Friday, Mar. 18, 1966
The Mischief-Maker
Reforming the world's monetary structure has proved to be a complex and frustrating task, and last week it became even more so. Top finance officials of the free world's ten richest na tions have struggled with the problem for more than a year, and all their studies only created a need for more talk. At their last meeting a month ago, they seemed to be making headway toward a compromise plan to create a new kind of international monetary reserve, thus allowing available financing to keep pace with expanding world trade and investment. As they met again in Paris last week, that powerful Group of Ten (Belgium, Britain, Canada, France, Italy, Japan, The Netherlands, Sweden, West Germany and the U.S.) bumped into a famous immovable force: Charles de Gaulle.
Hard Line. The collision shattered what hope there was that the ten industrial nations, which account for 70% of global trade, could avoid a stalemate on the mechanics of averting a clearly threatening crisis a few years hence. At De Gaulle's personal order, France not only returned to its hard line of a year ago that the only sensible basis for a world money system was gold--a view shared almost nowhere else--but now also insisted that any plan for world monetary reform should wait until the U.S. brought its inflationary trend under control and corrected its balance-of-payments deficit.

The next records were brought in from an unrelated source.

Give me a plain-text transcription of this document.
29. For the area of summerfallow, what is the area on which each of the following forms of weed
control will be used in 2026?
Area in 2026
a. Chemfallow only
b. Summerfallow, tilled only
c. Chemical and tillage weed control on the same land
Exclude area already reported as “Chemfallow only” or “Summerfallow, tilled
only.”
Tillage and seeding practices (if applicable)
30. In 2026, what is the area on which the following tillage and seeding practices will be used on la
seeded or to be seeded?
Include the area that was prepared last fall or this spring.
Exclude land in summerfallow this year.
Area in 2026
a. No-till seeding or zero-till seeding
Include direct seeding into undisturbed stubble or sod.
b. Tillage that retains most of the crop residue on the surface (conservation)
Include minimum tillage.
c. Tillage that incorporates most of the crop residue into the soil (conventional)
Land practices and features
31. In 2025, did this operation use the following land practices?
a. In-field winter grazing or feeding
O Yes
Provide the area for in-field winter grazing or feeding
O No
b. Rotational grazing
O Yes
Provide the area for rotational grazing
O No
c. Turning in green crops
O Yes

De Gaulle's lonely stand dismayed even some senior officials of the French government, for it isolated France from its Common Market partners and reneged on a year-old French proposal for a gold-based collective reserve unit, dubbed Cru. Washington felt that De Gaulle's maneuver was dictated by the belief--or even the hope--that the dollar drain caused by the Viet Nam war, now between $400 million and $500 million a year, will make it impossible for the U.S. to stanch its payments deficit this year.
Dangerous Plaything. About the only gainers from the French show of intransigence are the world's underdeveloped nations, many of whom resent the Group of Ten as a white rich men's club trying to dictate monetary reform to the rest of the world. They not only want the 103-member International Monetary Fund to control the issuance of new reserves, but also demand vastly increased rights to borrow from the IMF to cover their recurrent financial difficulties. Continental countries, however, regard such a system as potentially inflationary and therefore a dangerous plaything in the hands of countries prone to mismanaging their own economies. There, at week's end, the impasse lay--with solutions farther out of reach than ever. And as far as anyone could figure out, the chief result of De Gaulle's new stand was to make mischief for the U.S.